I’m testing performance of parameter recovery for different models, and using fairly large datasets (although I’m not sure what size of data is considered large in stan), and running out of memory/RAM when fitting.
More specifically, I am testing a 2 arm bandit model from the hBayesDM package. The model I’m using has a slight customization in that the “tau” parameter has a maximum of 20 instead of 5 as in the linked code.
I’ve simulated 1000 subjects using the same model, and each subject does 1000 bandit trials. Each subject has randomly generated values for the two parameters.
I’m doing this to get a decent coverage of the parameter space, as these kinds of models tend to have difficulties finding a good fit for some parameter ranges.
MCMC is infeasible for this dataset (50 subjects with 1000 trials is around 2h on my laptop), so I’m using the variational method.

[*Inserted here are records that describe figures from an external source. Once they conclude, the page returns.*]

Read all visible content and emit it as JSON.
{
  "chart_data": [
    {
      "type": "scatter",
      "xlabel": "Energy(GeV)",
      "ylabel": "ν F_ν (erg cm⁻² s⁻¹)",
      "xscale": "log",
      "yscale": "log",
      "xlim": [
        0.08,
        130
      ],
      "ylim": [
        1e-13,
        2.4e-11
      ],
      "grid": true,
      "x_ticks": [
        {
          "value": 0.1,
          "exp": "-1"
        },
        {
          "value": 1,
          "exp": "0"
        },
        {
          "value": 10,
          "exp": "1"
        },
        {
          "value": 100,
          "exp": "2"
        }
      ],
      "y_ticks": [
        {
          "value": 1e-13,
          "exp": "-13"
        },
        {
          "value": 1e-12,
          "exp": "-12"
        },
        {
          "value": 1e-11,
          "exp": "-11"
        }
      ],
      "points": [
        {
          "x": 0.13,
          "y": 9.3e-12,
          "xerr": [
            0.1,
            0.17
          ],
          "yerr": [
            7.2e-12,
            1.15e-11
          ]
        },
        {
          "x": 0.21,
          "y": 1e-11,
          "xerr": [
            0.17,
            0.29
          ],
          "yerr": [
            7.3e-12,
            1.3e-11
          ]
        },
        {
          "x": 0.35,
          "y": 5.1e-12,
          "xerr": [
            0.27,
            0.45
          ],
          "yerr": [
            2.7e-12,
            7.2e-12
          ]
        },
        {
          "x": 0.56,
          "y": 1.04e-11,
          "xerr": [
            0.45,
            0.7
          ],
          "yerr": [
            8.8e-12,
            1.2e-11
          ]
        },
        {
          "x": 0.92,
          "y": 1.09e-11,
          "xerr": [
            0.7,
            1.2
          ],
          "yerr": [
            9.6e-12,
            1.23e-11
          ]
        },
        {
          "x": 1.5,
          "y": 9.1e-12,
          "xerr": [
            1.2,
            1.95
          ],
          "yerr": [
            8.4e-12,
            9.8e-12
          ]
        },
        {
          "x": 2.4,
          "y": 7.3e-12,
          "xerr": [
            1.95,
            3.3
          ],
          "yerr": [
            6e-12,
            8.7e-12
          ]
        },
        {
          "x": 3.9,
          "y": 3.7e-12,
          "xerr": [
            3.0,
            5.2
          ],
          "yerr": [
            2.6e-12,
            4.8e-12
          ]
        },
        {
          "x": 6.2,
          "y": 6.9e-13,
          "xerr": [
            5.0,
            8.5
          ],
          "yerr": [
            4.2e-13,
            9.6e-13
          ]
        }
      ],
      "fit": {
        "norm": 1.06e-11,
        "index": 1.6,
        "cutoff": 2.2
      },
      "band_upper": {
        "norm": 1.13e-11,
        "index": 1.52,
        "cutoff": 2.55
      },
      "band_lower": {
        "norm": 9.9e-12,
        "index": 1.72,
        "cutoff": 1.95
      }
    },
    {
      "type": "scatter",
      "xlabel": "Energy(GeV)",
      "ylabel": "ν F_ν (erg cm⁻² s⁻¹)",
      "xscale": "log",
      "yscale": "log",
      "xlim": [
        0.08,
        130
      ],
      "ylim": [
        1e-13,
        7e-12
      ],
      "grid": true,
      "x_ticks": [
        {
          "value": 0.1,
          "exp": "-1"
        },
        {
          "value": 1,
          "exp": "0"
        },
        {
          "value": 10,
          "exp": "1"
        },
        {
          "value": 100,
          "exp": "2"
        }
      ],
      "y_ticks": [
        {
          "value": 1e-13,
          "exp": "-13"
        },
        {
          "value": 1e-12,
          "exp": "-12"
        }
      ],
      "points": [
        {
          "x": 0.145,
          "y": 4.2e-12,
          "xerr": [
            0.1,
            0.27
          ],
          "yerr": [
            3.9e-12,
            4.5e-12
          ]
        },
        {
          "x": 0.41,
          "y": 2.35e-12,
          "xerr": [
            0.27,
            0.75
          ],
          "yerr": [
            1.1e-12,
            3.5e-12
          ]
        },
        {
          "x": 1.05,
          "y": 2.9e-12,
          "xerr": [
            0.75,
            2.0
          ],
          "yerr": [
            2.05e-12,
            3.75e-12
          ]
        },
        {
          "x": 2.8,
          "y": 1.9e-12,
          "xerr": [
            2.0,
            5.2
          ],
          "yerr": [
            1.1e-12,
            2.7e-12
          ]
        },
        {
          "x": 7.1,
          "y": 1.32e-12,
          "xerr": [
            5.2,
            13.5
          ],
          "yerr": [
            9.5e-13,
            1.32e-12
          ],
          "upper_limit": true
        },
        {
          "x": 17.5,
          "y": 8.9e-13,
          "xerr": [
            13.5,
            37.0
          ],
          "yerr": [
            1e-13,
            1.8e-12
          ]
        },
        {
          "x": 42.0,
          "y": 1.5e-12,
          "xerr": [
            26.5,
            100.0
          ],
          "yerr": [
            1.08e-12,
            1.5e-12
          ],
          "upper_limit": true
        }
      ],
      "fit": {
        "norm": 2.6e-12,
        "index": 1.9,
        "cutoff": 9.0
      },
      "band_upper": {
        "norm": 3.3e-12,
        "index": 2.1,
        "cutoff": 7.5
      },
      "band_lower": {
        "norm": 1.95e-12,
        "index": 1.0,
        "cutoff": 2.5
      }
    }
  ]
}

The fitting process manages to complete, and I get to where the output says it’s drawing samples from the posterior and then it says “COMPLETE” for that process. This is when memory use increases enormously, resulting in a crash.
I’ve tested the same data/model combination in regular rstan, and in cmdstanpy. Same thing happens, so it seems to be a general issue with stan and not an issue with the specific interfaces. I started in Windows, but have also tried in Linux on the same laptop, using a minimal install of Fedora without a desktop environment to maximise the available memory, but got the same issue there.
As the fitting itself looks like it completes, I guess it could have something to do with how stan collates all the data at the end?
For now, I’ve settled for 500 subjects, and that completes to the end, with RAM use maxing out just below my limit.
Am I doing something wrong? Are there any settings I could change that could alleviate the issue?